Agreeing with another questioner that smaller companies that may be developing technologies with a more narrow use or smaller revenue potential cannot afford to fund large trials, McClellan said: "We can work together to help reduce the costs of data-gathering. We want to make sure the benefits of gathering such evidence outweigh the costs of doing so."

Bipartisan focus seen on healthcare IT

Last month, two senators one Democrat and the other a Republican outlined their respective parties' healthcare agendas for the coming year. Though both lawmakers clearly differed in their prescriptions for healing the U.S. healthcare system, they shared a common theme: reforming healthcare information technology (IT).

"It is time to accelerate the IT revolution as it relates to healthcare," Sen. Ron Wyden (D-Oregon) told a gathering at the 2005 National Policy Forum for America's Health Insurance Plans (Washington). Wyden is active in the Senate on healthcare issues. Calling current efforts "fragmented and haphazard," he said revolutionizing healthcare IT and paving the way toward the widespread adoption of electronic health records (EHR) one of the three main democratic healthcare goals of 2005. "This is an opportunity for bipartisan cooperation," Wyden said.

"Almost daily, there is a new drug or device, but we are so far behind in the information technology for healthcare," said Senate Majority Leader Bill Frist (R-Tennessee), proving that interest in the topic does indeed cross party lines. "Other industries use IT to get rid of waste an ineffectiveness, but American healthcare has remained in the Stone Age. This sector must make information technology a priority."

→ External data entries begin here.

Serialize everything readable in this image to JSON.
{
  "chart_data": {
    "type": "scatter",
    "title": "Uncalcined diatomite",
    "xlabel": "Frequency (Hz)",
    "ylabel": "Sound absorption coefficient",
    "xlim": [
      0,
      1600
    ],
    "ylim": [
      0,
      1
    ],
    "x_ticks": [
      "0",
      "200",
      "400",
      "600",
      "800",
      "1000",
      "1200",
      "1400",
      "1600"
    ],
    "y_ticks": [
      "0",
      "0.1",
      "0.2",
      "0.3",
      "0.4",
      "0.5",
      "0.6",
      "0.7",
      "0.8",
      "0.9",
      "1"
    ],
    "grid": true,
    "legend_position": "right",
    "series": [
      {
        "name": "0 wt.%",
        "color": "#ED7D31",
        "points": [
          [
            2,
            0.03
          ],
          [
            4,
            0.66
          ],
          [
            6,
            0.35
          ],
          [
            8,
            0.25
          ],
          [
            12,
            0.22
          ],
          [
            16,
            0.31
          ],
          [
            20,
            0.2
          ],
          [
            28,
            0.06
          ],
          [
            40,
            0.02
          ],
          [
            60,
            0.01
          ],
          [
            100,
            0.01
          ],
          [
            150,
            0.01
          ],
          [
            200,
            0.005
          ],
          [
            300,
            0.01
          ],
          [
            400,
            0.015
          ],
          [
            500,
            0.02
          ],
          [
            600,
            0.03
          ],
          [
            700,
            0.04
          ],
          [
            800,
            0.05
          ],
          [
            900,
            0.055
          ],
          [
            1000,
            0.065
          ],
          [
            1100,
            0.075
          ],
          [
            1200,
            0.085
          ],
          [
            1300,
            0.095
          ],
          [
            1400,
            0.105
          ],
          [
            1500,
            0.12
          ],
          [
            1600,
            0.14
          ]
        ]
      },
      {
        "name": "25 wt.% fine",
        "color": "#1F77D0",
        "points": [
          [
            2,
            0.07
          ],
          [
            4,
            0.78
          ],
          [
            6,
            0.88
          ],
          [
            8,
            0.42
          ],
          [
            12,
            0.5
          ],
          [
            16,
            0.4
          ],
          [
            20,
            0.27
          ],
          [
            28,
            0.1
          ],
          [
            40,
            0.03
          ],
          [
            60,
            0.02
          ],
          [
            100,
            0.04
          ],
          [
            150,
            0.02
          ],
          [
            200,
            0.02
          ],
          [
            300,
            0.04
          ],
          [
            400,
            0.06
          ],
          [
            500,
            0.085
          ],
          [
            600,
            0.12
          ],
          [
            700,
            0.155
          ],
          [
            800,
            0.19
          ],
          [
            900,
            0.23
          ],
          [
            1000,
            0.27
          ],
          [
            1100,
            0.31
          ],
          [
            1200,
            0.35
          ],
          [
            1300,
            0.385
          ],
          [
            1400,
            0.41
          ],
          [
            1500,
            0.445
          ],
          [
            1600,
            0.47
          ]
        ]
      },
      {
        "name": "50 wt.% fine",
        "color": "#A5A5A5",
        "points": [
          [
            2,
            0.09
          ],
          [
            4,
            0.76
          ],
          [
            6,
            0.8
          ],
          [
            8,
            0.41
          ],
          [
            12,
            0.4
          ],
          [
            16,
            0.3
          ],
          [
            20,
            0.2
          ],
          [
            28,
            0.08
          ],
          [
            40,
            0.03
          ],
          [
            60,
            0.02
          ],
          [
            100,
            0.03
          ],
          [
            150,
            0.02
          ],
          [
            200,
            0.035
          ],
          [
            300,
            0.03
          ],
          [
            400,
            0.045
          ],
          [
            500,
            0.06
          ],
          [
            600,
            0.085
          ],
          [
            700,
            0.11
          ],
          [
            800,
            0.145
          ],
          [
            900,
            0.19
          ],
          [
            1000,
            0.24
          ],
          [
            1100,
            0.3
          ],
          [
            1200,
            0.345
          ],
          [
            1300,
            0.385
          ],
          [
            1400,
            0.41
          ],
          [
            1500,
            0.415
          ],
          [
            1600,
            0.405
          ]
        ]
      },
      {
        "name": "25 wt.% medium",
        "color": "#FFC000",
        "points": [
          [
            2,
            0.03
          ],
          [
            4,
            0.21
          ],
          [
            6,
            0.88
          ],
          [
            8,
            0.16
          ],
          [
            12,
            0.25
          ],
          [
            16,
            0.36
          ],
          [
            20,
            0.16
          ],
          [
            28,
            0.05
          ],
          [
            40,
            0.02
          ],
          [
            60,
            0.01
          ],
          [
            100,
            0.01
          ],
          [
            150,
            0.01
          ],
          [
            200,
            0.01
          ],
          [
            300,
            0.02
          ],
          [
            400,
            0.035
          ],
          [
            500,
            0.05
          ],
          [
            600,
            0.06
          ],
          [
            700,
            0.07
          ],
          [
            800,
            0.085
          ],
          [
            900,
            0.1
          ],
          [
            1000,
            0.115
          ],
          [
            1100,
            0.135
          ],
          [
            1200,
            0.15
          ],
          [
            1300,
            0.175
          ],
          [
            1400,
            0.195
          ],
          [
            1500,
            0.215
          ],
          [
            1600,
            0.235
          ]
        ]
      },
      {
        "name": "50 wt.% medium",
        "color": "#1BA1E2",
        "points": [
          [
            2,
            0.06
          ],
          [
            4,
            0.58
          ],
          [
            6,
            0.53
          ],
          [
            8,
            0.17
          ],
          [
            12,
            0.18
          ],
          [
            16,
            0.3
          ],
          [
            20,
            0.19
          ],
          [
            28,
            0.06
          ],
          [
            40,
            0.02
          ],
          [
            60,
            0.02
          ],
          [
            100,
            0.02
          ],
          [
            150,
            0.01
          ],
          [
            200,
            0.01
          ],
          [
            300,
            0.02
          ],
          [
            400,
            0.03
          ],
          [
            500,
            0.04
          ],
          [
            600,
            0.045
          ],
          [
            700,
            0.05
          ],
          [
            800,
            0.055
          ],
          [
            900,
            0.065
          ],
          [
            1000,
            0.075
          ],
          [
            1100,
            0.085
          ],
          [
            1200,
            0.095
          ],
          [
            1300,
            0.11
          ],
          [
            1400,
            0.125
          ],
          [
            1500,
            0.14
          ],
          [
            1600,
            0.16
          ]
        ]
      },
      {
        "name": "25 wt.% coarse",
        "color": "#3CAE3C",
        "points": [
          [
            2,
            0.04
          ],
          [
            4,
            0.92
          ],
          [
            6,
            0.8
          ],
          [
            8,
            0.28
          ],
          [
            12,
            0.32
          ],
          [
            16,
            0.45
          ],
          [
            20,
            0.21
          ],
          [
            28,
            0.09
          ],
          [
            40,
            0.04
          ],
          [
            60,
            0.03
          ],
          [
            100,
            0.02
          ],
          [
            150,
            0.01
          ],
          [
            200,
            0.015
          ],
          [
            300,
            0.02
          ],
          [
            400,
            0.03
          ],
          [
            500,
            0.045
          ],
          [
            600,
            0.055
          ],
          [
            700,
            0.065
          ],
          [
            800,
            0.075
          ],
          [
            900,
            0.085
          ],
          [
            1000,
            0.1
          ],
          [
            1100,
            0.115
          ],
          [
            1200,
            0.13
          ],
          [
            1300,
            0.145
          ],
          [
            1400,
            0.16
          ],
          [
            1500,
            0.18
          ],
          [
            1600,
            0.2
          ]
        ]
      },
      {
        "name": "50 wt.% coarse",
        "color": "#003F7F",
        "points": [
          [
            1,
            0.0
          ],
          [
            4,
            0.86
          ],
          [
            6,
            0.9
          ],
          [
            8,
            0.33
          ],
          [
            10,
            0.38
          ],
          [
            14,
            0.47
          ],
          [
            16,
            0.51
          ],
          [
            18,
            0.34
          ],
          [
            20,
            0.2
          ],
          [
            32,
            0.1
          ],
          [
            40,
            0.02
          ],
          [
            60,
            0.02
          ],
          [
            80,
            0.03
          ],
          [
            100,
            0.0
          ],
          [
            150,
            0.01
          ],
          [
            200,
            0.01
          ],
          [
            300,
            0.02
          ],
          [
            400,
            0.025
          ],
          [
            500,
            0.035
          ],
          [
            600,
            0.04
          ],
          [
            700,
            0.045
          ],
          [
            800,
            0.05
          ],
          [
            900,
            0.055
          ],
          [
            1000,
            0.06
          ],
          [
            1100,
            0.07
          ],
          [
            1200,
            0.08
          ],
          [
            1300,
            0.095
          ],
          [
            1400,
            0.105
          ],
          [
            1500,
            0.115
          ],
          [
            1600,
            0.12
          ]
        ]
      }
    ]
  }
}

As a cardiovascular surgeon before being elected to the Senate in 1994, Frist said he was used to rapidly changing medical technology, but was "constantly amazed" by how hard it was to do something as transfer patient information and diagnostic images to consulting physicians or healthcare facilities "just across the street." He said improved healthcare IT would reduce costs by making the system more efficient, and would save lives and money by reducing medical errors through better tracking of a patient's medical records, their allergies, and other conditions.

"You can access your banking information from anywhere in the world with an ATM card," he said. "Similar technology could be used, for example, by emergency personnel after a car accident to save critical time and lives."